Tuesday, 21 April 2009

weather - What makes a really good observatory site, besides altitude?


• Not near an active or dormant volcano (but Mauna Kea seems to disprove this?). This is kinda a bummer because a lot of tall mountains seem to be volcanic.




There's nothing intrinsically wrong with dormant volcanos, as Mauna Kea and the observatories in the Canary Islands demonstrate. Not sure where you would have gotten that idea.




• Somewhere with clear and/or dry weather for as much of the year as possible




Clear weather is essential -- you can't observe when it's cloudy!



Dry weather is very good, especially for infrared observations (water vapor blocks a lot of infrared light).




• Not near major light pollution like cities




Yes.




• Cold weather is better than hot weather? Not sure I understand that; if it's uniformly hot or cold then I dont see how it makes a difference.

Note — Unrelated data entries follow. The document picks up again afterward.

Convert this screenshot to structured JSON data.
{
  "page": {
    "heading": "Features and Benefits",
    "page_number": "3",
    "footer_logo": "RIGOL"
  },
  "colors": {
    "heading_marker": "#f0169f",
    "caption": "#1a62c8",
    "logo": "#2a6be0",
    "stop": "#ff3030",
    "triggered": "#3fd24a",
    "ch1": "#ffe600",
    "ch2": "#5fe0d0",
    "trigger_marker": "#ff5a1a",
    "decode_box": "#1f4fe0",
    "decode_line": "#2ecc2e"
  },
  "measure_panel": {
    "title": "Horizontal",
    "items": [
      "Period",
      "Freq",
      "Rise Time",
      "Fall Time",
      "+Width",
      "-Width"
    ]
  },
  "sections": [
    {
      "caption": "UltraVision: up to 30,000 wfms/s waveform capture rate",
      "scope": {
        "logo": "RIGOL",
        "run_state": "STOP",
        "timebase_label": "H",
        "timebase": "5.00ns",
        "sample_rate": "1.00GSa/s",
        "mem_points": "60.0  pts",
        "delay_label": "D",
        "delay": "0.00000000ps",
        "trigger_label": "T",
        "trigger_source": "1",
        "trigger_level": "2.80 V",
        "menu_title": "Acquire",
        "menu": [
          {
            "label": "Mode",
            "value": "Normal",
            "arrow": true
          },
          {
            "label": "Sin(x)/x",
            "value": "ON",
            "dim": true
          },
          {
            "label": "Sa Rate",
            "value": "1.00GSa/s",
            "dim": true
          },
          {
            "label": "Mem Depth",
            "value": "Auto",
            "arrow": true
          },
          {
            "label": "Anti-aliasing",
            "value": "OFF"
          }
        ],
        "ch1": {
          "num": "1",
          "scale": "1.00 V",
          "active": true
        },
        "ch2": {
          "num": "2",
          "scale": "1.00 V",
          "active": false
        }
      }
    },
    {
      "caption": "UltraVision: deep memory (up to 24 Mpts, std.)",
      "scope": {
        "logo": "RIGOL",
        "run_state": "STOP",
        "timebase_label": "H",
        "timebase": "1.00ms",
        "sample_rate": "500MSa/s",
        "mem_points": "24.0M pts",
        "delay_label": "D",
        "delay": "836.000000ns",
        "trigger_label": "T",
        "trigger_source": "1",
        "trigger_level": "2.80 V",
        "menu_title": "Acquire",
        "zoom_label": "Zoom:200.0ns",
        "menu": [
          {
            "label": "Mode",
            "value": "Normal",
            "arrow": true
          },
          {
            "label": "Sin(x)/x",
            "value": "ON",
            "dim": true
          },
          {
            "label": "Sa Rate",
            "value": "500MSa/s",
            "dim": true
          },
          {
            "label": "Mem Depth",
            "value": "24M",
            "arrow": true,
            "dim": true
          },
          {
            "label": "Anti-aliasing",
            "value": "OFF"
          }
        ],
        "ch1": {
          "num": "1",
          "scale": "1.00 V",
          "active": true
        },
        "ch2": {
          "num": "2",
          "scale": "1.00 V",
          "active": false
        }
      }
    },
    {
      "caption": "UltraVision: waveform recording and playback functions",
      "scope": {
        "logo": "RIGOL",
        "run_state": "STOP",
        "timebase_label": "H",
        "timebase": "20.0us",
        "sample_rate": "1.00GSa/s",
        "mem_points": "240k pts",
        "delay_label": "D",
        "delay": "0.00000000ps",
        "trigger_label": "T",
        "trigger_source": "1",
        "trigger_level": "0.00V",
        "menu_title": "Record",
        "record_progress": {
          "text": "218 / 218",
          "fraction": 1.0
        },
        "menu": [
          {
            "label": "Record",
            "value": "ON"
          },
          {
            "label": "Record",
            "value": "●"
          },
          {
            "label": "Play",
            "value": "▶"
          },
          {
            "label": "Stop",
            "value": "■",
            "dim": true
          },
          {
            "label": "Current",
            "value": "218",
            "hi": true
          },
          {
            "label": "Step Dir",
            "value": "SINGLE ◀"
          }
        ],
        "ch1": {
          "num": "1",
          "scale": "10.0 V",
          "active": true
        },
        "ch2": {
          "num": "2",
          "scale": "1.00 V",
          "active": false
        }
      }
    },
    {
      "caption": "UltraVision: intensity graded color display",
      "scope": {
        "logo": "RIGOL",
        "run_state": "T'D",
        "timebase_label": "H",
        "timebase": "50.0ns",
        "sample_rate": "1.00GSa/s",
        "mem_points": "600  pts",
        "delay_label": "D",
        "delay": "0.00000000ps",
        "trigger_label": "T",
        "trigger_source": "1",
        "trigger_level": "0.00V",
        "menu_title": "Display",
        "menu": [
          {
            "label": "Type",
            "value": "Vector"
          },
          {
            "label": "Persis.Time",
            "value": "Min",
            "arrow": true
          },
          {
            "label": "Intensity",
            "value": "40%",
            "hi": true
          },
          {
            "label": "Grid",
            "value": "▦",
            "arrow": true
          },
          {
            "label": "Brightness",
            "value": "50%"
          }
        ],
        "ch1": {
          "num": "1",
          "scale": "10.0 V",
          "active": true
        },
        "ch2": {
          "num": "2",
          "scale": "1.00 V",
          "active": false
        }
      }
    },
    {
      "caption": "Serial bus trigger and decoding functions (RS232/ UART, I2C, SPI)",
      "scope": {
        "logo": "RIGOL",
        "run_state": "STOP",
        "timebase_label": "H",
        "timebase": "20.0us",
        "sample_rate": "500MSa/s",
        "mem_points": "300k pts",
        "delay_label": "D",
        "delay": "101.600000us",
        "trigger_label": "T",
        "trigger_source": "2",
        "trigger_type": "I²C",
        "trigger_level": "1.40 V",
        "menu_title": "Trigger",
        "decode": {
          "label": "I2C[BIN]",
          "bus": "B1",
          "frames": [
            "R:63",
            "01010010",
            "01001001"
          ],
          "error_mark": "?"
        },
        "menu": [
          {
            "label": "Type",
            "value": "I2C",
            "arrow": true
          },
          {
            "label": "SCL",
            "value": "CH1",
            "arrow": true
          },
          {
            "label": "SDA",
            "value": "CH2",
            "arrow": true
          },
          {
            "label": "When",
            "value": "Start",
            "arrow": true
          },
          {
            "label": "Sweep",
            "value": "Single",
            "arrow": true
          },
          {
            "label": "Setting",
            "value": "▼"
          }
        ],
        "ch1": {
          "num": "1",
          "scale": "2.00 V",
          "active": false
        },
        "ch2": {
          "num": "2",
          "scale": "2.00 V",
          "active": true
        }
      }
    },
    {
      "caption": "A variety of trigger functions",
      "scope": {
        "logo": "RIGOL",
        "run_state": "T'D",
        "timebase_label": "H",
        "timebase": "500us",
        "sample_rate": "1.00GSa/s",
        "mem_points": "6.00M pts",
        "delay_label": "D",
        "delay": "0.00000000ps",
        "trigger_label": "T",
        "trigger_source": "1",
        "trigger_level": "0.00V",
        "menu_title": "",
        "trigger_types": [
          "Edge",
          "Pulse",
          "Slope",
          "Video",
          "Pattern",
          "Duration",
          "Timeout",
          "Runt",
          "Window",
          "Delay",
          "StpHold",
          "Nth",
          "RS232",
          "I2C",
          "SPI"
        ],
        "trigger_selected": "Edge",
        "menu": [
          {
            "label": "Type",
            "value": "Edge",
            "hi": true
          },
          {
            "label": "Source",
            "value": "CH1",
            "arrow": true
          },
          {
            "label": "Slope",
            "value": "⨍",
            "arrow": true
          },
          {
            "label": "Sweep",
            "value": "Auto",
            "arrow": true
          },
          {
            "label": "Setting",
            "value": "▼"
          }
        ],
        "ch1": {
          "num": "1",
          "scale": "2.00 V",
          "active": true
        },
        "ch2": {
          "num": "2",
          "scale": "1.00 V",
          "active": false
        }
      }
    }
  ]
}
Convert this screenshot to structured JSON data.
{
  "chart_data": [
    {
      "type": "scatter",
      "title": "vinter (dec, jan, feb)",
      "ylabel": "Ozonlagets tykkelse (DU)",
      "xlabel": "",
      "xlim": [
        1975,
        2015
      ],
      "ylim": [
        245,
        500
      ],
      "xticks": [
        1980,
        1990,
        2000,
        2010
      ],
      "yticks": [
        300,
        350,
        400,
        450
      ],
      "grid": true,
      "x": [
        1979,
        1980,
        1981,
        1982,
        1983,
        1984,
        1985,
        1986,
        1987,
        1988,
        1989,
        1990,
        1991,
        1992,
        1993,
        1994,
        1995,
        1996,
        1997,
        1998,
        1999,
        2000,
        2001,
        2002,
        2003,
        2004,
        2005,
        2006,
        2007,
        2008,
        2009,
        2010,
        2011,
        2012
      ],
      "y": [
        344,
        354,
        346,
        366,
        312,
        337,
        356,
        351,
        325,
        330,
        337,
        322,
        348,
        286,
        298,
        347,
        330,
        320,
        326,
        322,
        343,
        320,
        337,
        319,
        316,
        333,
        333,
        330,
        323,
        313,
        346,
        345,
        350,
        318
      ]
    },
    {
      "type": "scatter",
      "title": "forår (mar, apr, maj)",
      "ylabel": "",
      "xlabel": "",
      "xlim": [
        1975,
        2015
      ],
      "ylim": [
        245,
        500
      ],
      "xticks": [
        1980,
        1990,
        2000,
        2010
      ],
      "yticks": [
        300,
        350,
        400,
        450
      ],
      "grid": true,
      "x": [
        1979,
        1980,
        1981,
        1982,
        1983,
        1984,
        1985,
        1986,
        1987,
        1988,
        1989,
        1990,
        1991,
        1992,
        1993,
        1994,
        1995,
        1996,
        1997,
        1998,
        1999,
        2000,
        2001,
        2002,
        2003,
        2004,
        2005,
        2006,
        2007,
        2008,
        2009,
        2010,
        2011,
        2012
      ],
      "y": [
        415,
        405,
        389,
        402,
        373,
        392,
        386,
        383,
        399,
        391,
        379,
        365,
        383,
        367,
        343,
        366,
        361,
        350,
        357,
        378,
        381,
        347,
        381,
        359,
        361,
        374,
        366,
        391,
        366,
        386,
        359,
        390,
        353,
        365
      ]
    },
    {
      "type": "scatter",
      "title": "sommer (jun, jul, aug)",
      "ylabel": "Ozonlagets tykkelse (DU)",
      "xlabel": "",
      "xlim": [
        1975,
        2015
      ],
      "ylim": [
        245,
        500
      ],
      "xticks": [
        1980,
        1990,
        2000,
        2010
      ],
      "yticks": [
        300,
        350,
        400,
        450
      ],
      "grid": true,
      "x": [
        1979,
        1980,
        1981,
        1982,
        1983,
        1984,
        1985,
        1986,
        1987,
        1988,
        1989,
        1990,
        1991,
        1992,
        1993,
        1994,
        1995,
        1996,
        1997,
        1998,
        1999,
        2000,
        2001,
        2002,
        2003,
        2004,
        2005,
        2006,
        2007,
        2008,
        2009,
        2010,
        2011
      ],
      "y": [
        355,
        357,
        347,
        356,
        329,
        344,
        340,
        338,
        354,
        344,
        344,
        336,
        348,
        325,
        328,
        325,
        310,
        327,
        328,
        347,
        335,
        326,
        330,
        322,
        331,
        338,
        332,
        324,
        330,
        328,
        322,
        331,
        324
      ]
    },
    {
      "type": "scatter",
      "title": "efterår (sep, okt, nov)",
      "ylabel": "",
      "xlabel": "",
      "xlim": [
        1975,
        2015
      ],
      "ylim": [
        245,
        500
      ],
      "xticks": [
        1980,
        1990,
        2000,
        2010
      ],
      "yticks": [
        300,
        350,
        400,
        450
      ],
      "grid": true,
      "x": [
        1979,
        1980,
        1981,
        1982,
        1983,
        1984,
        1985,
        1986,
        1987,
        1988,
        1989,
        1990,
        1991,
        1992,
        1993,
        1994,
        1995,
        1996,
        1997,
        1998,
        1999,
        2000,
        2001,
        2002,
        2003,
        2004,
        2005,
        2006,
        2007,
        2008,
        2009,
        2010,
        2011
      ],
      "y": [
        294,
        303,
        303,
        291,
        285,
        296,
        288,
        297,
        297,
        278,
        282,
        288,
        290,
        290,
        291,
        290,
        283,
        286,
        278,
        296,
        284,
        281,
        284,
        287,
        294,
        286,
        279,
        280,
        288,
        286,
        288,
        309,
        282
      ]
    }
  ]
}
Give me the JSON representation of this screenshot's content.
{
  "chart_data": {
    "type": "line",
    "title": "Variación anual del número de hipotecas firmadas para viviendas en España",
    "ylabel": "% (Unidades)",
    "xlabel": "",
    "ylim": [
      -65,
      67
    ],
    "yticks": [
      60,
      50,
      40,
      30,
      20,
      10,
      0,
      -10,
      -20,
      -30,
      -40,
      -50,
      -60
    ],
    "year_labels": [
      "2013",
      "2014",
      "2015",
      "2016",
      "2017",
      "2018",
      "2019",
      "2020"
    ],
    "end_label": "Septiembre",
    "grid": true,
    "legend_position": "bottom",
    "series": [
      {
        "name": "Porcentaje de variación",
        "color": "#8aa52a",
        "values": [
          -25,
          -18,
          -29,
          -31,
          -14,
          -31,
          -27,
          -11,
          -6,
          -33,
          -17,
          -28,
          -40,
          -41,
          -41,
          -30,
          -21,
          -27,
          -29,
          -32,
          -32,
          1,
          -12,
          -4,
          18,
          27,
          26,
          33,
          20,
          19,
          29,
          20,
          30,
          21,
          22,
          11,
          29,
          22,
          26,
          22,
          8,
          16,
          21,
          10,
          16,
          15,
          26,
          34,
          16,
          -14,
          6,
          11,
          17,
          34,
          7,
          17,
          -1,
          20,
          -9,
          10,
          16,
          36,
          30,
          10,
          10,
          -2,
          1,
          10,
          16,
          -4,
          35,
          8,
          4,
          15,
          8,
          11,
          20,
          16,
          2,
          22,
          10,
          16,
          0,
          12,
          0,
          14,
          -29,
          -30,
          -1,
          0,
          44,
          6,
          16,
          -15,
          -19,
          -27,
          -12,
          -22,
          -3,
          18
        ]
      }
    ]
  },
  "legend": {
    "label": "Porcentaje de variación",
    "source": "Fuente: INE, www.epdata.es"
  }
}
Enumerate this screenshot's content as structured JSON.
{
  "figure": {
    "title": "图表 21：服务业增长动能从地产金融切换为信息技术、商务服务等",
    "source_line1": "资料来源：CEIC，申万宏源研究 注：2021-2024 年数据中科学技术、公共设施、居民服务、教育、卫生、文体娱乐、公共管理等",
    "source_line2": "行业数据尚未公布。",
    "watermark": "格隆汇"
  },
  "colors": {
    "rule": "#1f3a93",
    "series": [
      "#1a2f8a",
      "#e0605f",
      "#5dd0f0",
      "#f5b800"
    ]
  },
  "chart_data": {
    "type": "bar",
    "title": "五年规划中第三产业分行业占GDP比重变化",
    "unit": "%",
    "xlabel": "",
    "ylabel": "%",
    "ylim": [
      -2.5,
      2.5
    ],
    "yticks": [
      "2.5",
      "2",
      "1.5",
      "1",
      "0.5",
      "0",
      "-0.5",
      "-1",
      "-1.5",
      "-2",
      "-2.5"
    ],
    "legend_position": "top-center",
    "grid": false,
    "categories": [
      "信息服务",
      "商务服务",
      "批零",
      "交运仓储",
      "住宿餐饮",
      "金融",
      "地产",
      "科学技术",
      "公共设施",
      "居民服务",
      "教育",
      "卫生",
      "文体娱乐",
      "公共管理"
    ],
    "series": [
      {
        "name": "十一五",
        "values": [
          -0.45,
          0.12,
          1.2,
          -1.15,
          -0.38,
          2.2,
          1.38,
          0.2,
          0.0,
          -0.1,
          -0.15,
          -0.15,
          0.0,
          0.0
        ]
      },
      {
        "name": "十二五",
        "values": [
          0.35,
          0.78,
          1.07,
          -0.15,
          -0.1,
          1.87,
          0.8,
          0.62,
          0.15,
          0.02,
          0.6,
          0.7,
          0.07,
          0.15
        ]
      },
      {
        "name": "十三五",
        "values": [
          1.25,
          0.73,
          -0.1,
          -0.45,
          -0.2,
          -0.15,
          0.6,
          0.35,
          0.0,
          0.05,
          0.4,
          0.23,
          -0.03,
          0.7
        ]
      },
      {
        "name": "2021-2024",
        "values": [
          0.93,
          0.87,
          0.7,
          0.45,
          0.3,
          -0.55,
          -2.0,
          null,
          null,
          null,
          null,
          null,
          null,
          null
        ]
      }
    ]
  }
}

Cold climates tend to have drier air. (Antarctica is an extreme case.) Of course, being on top of a mountain means colder air, which is why Mauna Kea is good despite it's being in the tropics.




Am I missing any? Or are these wrong in some way?




You also want stable air with good "seeing", which rules out places with turbulent air and lots of wind (and is another reason mountaintops are good: they're usually above the most turbulent layers of the atmosphere).
Quoting from this page (which has a good discussion of the general topic):




Seeing ... requires at minimum a lack of extra turbulence at all atmospheric levels, and seems to be best satisfied in the convergence zones just outside the tropics, at latitudes about ± 30º. Also, minimal local turbulence is often associated with mountain peaks that reach into the otherwise undisturbed oceanic airflow, as on islands or coastal ranges (and given the direction of the planet's rotation, this generally favors western coast ranges).